The DNSRA ChallengeFoundations in Algorithms |
Added FAQ to Section 10 and how we will be grading M3 to Section 9.
Thanks to a comment from Wang Wei in the IVLE forum, we found an off-by-one error in the values of d reported in the input files. The reported value is one less than the actual value, this has been corrected in all input files by altering the value of d.
In Section 8.3, added link to the DNSRA Challenge site and instructions to submit your output as part of the requirements for M3.
Section 4 includes a link to the program we use for computing the score of a set of contigs.
Added formula used in evaluation to Section 4.
Added medium, large, and hidden datasets to Section 5.3, 5.4, and 5.5.
Please DO NOT run your programs on the medium and large datasets using sunfire, you should use the Tembusu cluster (see https://www.comp.nus.edu.sg/cf/tembusu/index.html and https://www.comp.nus.edu.sg/cf/tembusu/sge.html for details, as usual you should post your question on the IVLE forum).
Added team pairings and assignment of algorithm for M1 to Section 7.
The aim of the course project is to apply advanced algorithms and data structures to solve real problems. The problem chosen for this purpose is the De novo Short Read Assembly problem (DNSRA).
DNSRA is a problem that arises from DNA sequencing. Sequencing is the process of determining the order of chemical bases (abbreviated A, G, C, and T) that make up the target DNA sequence. The strategy used in the new generation sequencing projects is as follows:
New sequencing machines are able to produce large amounts of short paired reads. The challenge of short read assembly is to take in a set of reads and assemble them to form the original DNA sequence. As it is almost impossible to recover the entire DNA sequence, the output of the assembly process is a number of contigs. A contig is contiguous sequence of the target DNA sequence formed by combining multiple reads together.
In this project, we will focus on a simplified version of the DNSRA problem by assuming that the target DNA sequence consists of a single linear chromosome taken from bacteria. In addition, we assume there are no errors due to erroneous litigations and indels.
This project is to implement efficient and effective algorithms for DNSRA and verify the performance of your algorithm on various benchmark datasets. This project is modelled after various DIMACS Challenges, where researchers are invited to implement algorithms to solve specific problems. (Past DIMACS challenge problems include matching, network flows, graph colouring, maximum clique, satisfiability, TSP, shortest path, etc.).
In this DNSRA Challenge, the “challenge” is to assemble contiguous portions of the target DNA sequence given a large number of reads.
The input for DNSRA consists of the following:
Recall that the reads are generated by sequencing the start and end of each fragment. In addition, reads are subjected to read errors that causes a base to be misread. Suppose the base on a fragment is supposed to be A but due to read errors, it could be read as G, C, T or N, where N means the sequencer is unable to decide the correct base.

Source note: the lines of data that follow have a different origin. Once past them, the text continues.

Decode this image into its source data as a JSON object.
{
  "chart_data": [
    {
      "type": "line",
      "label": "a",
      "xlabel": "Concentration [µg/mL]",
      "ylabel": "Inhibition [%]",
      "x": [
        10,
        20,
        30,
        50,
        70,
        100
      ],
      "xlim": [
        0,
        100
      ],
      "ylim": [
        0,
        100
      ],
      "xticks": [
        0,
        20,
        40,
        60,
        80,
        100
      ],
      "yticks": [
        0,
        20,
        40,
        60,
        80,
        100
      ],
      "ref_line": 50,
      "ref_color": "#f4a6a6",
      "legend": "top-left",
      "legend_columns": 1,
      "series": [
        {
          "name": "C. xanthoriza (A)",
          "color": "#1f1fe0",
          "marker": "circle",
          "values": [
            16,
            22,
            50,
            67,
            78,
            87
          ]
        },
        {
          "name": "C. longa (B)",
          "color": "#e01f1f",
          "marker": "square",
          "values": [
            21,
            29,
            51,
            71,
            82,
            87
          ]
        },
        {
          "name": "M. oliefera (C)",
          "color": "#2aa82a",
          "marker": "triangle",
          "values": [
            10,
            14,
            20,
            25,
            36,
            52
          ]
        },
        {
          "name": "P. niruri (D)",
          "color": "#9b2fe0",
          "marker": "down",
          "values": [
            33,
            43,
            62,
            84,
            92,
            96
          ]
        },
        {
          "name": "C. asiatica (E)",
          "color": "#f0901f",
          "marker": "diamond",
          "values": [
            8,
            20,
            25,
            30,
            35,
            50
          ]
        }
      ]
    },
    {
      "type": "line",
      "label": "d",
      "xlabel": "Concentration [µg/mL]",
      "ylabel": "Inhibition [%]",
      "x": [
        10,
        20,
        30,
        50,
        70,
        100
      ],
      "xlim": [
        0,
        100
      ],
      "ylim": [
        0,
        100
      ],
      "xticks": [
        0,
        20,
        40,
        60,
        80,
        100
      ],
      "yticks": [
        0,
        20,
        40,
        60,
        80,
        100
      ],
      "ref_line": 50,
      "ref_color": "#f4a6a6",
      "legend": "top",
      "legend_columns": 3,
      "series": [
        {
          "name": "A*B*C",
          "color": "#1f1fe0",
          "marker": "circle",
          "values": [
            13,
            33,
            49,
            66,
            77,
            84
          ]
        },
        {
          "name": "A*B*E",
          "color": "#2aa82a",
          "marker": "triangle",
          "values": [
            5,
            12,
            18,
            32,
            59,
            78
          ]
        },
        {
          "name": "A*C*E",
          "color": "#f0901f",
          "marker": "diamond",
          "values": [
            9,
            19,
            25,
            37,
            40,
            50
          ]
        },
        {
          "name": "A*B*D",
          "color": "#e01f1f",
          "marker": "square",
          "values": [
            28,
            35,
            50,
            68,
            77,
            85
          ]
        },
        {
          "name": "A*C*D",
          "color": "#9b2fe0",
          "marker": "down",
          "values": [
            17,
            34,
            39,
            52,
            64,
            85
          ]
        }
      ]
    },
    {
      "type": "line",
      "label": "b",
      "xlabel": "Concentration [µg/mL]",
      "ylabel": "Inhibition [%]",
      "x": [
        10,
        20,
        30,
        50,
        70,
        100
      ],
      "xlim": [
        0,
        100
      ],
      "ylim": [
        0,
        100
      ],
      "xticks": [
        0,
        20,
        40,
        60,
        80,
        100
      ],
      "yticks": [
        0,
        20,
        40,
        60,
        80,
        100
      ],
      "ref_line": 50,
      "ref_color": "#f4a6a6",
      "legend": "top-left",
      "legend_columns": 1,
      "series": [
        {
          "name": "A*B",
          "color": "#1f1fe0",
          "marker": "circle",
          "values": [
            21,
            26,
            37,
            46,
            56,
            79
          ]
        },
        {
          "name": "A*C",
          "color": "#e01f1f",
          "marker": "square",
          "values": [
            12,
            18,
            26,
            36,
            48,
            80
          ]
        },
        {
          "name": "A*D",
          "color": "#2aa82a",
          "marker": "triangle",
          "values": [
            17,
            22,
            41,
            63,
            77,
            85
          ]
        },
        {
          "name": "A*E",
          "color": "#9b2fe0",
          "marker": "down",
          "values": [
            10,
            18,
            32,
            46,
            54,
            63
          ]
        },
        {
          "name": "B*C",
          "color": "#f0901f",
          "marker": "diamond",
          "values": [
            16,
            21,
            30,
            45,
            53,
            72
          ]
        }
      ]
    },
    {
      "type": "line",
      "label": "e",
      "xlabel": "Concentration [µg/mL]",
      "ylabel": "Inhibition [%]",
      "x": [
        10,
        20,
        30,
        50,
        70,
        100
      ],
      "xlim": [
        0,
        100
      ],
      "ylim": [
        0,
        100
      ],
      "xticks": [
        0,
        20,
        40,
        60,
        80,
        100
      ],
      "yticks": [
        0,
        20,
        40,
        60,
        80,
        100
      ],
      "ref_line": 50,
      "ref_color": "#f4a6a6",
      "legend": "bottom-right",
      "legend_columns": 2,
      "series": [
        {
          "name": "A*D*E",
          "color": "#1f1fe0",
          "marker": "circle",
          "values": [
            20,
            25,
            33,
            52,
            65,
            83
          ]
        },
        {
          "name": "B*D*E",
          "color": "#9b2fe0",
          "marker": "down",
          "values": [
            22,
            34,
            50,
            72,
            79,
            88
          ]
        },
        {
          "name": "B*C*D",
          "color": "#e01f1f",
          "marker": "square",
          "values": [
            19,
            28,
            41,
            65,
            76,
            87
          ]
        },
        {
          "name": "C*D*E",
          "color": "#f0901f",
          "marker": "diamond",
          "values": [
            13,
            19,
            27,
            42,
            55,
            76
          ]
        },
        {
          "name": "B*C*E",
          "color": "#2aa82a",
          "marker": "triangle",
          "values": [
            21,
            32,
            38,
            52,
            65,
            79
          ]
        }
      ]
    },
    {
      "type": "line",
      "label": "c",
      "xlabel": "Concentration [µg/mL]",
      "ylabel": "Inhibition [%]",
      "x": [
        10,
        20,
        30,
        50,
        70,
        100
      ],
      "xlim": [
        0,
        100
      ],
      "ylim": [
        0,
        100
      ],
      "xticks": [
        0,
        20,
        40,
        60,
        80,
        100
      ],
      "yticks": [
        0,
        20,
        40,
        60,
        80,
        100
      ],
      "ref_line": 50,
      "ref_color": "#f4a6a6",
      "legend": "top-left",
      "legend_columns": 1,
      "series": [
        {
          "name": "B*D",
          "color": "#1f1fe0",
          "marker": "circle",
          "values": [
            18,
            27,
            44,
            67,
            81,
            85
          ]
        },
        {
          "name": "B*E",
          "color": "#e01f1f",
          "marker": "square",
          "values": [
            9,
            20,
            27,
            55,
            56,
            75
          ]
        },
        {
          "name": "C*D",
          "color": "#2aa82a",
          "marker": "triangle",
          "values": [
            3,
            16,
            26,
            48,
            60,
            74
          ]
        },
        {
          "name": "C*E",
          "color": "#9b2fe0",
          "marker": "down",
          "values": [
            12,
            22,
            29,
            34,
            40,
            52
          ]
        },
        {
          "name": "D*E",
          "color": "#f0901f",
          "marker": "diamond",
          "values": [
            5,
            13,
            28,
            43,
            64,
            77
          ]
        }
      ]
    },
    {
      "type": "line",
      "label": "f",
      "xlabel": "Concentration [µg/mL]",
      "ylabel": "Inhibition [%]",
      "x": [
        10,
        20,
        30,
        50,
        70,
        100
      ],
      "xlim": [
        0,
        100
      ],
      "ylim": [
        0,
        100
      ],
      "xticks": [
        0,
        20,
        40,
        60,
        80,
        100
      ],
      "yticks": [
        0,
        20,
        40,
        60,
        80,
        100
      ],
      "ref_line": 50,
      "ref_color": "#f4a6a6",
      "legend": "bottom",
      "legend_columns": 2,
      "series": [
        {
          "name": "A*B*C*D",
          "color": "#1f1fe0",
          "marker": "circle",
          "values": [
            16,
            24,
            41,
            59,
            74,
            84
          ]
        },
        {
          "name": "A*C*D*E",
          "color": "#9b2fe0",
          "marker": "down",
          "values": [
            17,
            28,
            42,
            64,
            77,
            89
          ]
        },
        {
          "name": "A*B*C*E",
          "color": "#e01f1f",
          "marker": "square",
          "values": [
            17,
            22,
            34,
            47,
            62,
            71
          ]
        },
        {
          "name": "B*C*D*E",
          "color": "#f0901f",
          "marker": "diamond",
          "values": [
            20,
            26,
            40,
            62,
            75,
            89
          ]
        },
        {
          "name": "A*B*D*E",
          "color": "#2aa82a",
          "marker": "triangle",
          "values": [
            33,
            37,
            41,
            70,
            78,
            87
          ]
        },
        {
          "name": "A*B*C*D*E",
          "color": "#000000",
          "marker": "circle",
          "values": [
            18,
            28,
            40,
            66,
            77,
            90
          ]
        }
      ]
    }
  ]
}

The solution to the DNSRA problem is a set of contigs. Contigs are formed by combining multiple reads together. Contigs should be as long as possible.
For a more detailed write-up of the DNSRA problem and related works, please refer to this report [1] and [6]. We would like to thank Pramila for allowing us to distribute his report.
The input will be in the form of a multi-FASTA file with a custom header block. The following shows a sample input file.
## CS5206 DNSRA project input file ## Reads generated from genome/AM260523_852.fna via simulation of a paired-end sequencing machine ## Simulation parameters are: 100 10 50 30 0 1 ## File generated on: Tue Sep 15 10:35:57 SGT 2009 #\d=100 #\w=10 #\l=30 #\n=1400 >read_1_1 TTGAGTTAAGGAGATAAGATGTTAAAAAAT >read_1_2 AAAAACAATTAGCTAAATATCAAAGTAAAG >read_2_1 AATTAGCTAAATATCAAAGTAAAGTTTTAG >read_2_2 AAGCTAAGAAAGATGAGAATTTAGCTAGTA >read_3_1 ACTAGATAAGGGGGTTACAGCGTTCCTTAA >read_3_2 GATATAATGGGGTTGTTATGATTGATTGAG ...
Lines beginning with #
represent the header of the file.
Lines starting with ##
are human readable comments, your program should ignore these lines.
Lines starting with #\
are the parameters for this dataset, your program
should parse these lines. The parameters d, w, and l are as described in
the Section 3. The parameter n indicates the number of reads in
the file.
The reads are organised as follows the (2i − 1)th read is the start of the ith fragment and the (2i)th read is the end of the ith fragment.
Each read is given using two lines, the first line begins with >
followed
by a string that is the id of the read. This is followed by a line containing
l characters from the set {A, G, C, T, N}.
Your program should try to combine as many reads as possible into contigs and output the contig in a multi-FASTA file as follows. The following shows a sample output file.
## CS5206 DNSRA project output file ## Contigus generated from reads001.fna using GCE algorithm ## Algorithm parameters are: 100 10 50 30 0 1 ## File generated on: Tue Sep 15 10:35:57 SGT 2009 #\f=reads001.fna #\t=12 #\m=100 #\r=10 >contig_1 TTGAGTTAAAAGTAAAAAACAAGCTAAATATCAAAGTAAAG >contig_2 AATTAGCTAAATATCAAAGTAAGTTGACTAAGAAAGATGAGAATTTAGCTAGTA ...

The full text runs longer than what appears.